Wait: An Advent Blog
Friday, December 1: Wait
My word for 2017 was “wait.” For the last two years I have
been consciously opening myself to a new word for the year during the month of
December. I resisted and resisted, but the word “wait” would not go away.
I don’t like waiting.
I’ve been called all my life to silence, to the practice of
being present, to letting the words come, shape and reshape themselves as I
nurture and hold them. But, I always feel torn between being and doing. The
world has so much need, and I am here for such a short time. I have always
wanted to DO something that would leave a lasting legacy, that would contribute
to positive change in the world.
Advent is the season of waiting, so it seems apt that I
begin the Advent season with a promise to write each day, slowly weaving my way
through what I have learned about waiting this year. I hope, in the process, to
also find my 2018 word as well.
We are a cyclical people, a people tethered to our Home
through seasons and repetition.

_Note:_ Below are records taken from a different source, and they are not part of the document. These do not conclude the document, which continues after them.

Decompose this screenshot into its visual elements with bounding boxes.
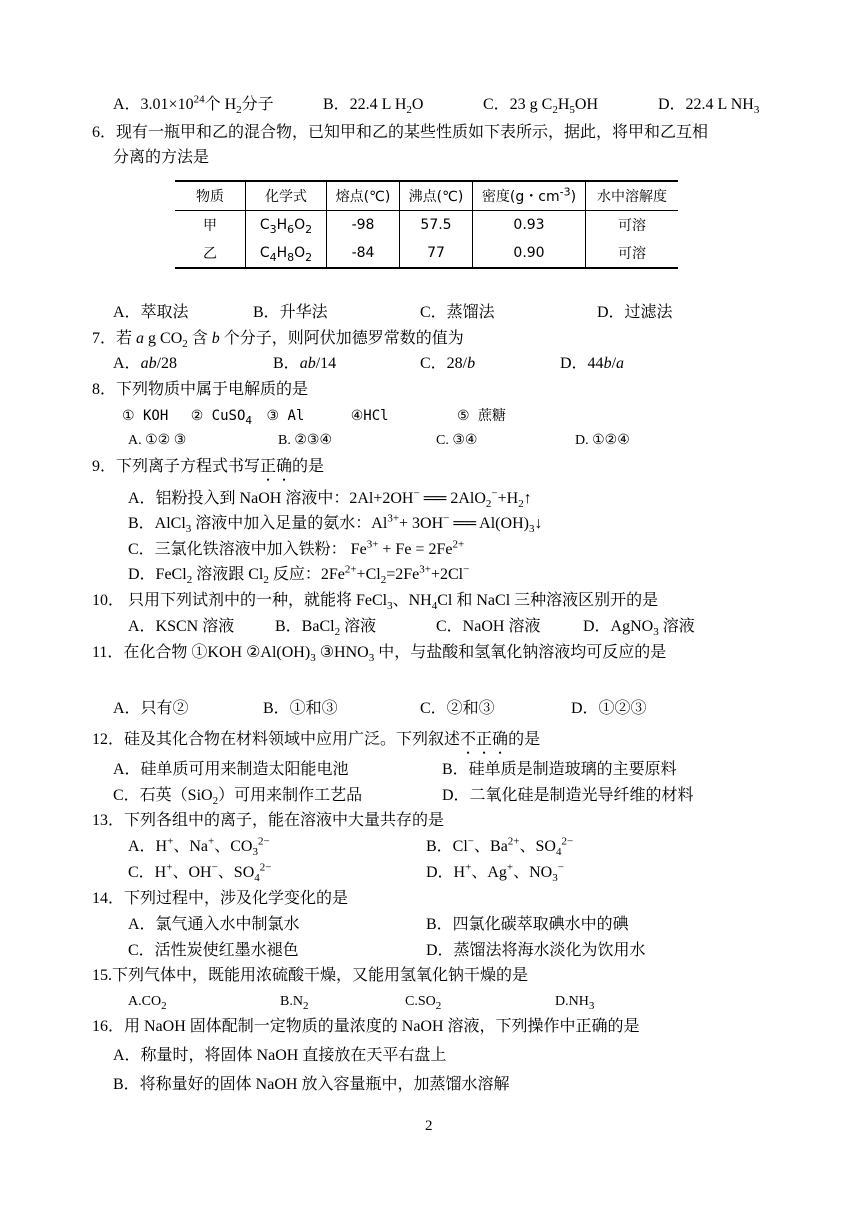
q12-option-d: D．二氧化硅是制造光导纤维的材料 [442, 787, 694, 804]
q14-option-b: B．四氯化碳萃取碘水中的碘 [426, 916, 629, 933]
q7-option-a: A．ab/28 [113, 355, 178, 372]
header-density: 密度(g・$cm^{-3}$) [473, 181, 586, 211]
q14-option-d: D．蒸馏法将海水淡化为饮用水 [426, 942, 646, 959]
cell-name: 甲 [203, 218, 217, 234]
q6-option-c: C．蒸馏法 [420, 304, 495, 321]
q10-option-c: C．NaOH 溶液 [436, 618, 541, 635]
q7-stem: 7．若 a g $CO_2$ 含 b 个分子，则阿伏加德罗常数的值为 [92, 330, 464, 351]
q8-item-3: ③ Al [266, 408, 305, 424]
header-solubility: 水中溶解度 [586, 181, 679, 211]
q14-stem: 14．下列过程中，涉及化学变化的是 [92, 890, 349, 907]
q11-option-b: B．①和③ [263, 700, 338, 717]
q8-option-a: A. ①② ③ [128, 433, 187, 448]
q11-stem: 11．在化合物 ①KOH $②Al(OH)_3$ $③HNO_3$ 中，与盐酸和氢氧化钠溶液均可反应的是 [92, 644, 667, 665]
q11-option-d: D．①②③ [571, 700, 647, 717]
q7-option-b: B．ab/14 [273, 355, 337, 372]
cell-formula: $C_4H_8O_2$ [246, 239, 327, 268]
table-header-row [175, 181, 678, 211]
cell-formula: $C_3H_6O_2$ [246, 211, 327, 240]
q5-option-b: B．22.4 L $H_2O$ [323, 96, 424, 117]
q6-stem-line1: 6．现有一瓶甲和乙的混合物，已知甲和乙的某些性质如下表所示，据此，将甲和乙互相 [92, 124, 709, 141]
q8-item-5: ⑤ 蔗糖 [457, 408, 507, 424]
cell-boiling-point: 57.5 [400, 211, 473, 240]
q6-stem-line2: 分离的方法是 [113, 149, 210, 166]
q10-stem: 10． 只用下列试剂中的一种，就能将 FeCl$_3$、$NH_4Cl$ 和 NaCl 三种溶液区别开的是 [92, 592, 659, 613]
q12-option-c: C．石英（SiO$_2$）可用来制作工艺品 [113, 787, 363, 808]
q5-option-d: D．22.4 L $NH_3$ [658, 96, 760, 117]
q9-option-c: C．三氯化铁溶液中加入铁粉： $Fe^{3+} + Fe = 2Fe^{2+}$ [128, 538, 465, 558]
q8-stem: 8．下列物质中属于电解质的是 [92, 381, 309, 398]
q11-option-c: C．②和③ [420, 700, 495, 717]
q15-option-a: $A.CO_2$ [128, 994, 167, 1012]
properties-table [175, 180, 678, 269]
q7-option-c: C．28/b [420, 355, 476, 372]
q9-stem: 9．下列离子方程式书写正确的是 [92, 458, 325, 475]
q15-stem: 15.下列气体中，既能用浓硫酸干燥，又能用氢氧化钠干燥的是 [92, 967, 529, 984]
q10-option-a: A．KSCN 溶液 [128, 618, 235, 635]
cell-density: 0.93 [473, 211, 586, 240]
q8-option-b: B. ②③④ [278, 433, 332, 448]
q13-option-b: B．Cl−、$Ba^{2+}$、$SO_4^{2-}$ [426, 835, 574, 859]
q5-option-c: C．23 g $C_2H_5OH$ [483, 96, 599, 117]
header-melting-point: 熔点(℃) [327, 181, 400, 211]
cell-density: 0.90 [473, 239, 586, 268]
q8-items [122, 406, 506, 426]
header-substance: 物质 [196, 189, 224, 205]
q9-option-d: D．FeCl$_2$ 溶液跟 $Cl_2$ 反应：$2Fe^{2+}+Cl_2=2Fe^{3+}+2Cl^-$ [128, 563, 470, 587]
q15-option-d: $D.NH_3$ [555, 994, 595, 1012]
q8-option-d: D. ①②④ [575, 433, 630, 448]
q14-option-c: C．活性炭使红墨水褪色 [128, 942, 299, 959]
q13-option-c: C．H+、OH−、$SO_4^{2-}$ [128, 861, 272, 885]
cell-boiling-point: 77 [400, 239, 473, 268]
table-row [175, 211, 678, 240]
q15-option-c: $C.SO_2$ [405, 994, 442, 1012]
cell-solubility: 可溶 [586, 211, 679, 240]
q8-item-2: ② CuSO$_4$ [190, 408, 253, 427]
q15-option-b: $B.N_2$ [280, 994, 309, 1012]
q13-option-d: D．H+、Ag+、$NO_3^-$ [426, 861, 564, 885]
q8-option-c: C. ③④ [436, 433, 478, 448]
cell-melting-point: -84 [327, 239, 400, 268]
q12-stem: 12．硅及其化合物在材料领域中应用广泛。下列叙述不正确的是 [92, 731, 541, 748]
q6-option-b: B．升华法 [253, 304, 328, 321]
q16-stem: 16．用 NaOH 固体配制一定物质的量浓度的 NaOH 溶液，下列操作中正确的是 [92, 1018, 640, 1035]
q13-stem: 13．下列各组中的离子，能在溶液中大量共存的是 [92, 812, 445, 829]
q13-option-a: A．H+、Na+、$CO_3^{2-}$ [128, 835, 270, 859]
q7-option-d: D．44b/a [560, 355, 625, 372]
q10-option-d: D．AgNO$_3$ 溶液 [583, 618, 695, 639]
q9-option-a: A．铝粉投入到 NaOH 溶液中：2Al+2OH− ══ $2AlO_2^-+H_2↑$ [128, 487, 532, 511]
q16-option-a: A．称量时，将固体 NaOH 直接放在天平右盘上 [113, 1047, 447, 1064]
q9-option-b: B．AlCl$_3$ 溶液中加入足量的氨水：$Al^{3+}+ 3OH^-$ ══ $Al(OH)_3↓$ [128, 512, 543, 536]
q11-option-a: A．只有② [113, 700, 189, 717]
q6-option-d: D．过滤法 [597, 304, 673, 321]
q12-option-a: A．硅单质可用来制造太阳能电池 [113, 761, 349, 778]
q5-option-a: A．$3.01\times 10^{24}$个 $H_2$分子 [113, 93, 274, 117]
header-boiling-point: 沸点(℃) [400, 181, 473, 211]
cell-melting-point: -98 [327, 211, 400, 240]
cell-solubility: 可溶 [586, 239, 679, 268]
q16-option-b: B．将称量好的固体 NaOH 放入容量瓶中，加蒸馏水溶解 [113, 1076, 510, 1093]
q10-option-b: B．BaCl$_2$ 溶液 [275, 618, 377, 639]
page-number: 2 [425, 1118, 433, 1134]
header-formula: 化学式 [246, 181, 327, 211]
q12-option-b: B．硅单质是制造玻璃的主要原料 [442, 761, 677, 778]
q8-item-4: ④HCl [350, 408, 389, 424]
q6-option-a: A．萃取法 [113, 304, 189, 321]
q8-item-1: ① KOH [122, 408, 169, 424]
table-row [175, 239, 678, 268]
cell-name: 乙 [203, 246, 217, 262]
q14-option-a: A．氯气通入水中制氯水 [128, 916, 300, 933]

Although we celebrate the Annunciation on March
25, the day the Angel Gabriel showed up with the good news could be considered
the start of the Christmas season. Imagine what it would be like if the Christmas
season actually began on March 25—if each year we put away the Christmas
decorations only from January 7 to March 25, and began the vigil of waiting
then. What if we lived for nine months in the fear and hope in which Mary and
Joseph much have lived, wondering what would become of them, their baby?
Nine months is a long time to wait. In my own small life, so
much has happened in the last nine months—more changes, many unexpected, than
most nine month periods in my life, actually. I almost envy the idea that one
might be able to focus on a single gift, a single event, for nine entire
months.
But waiting, I have learned this last long year, is not
about waiting for a single event to unfold. It is not about desiring something
we hope will come as soon as possible.
Waiting is a way of life. Waiting is about sitting with the
fullness that we have, every moment. Waiting is about knowing that we will be
ready for what comes next, whatever it is.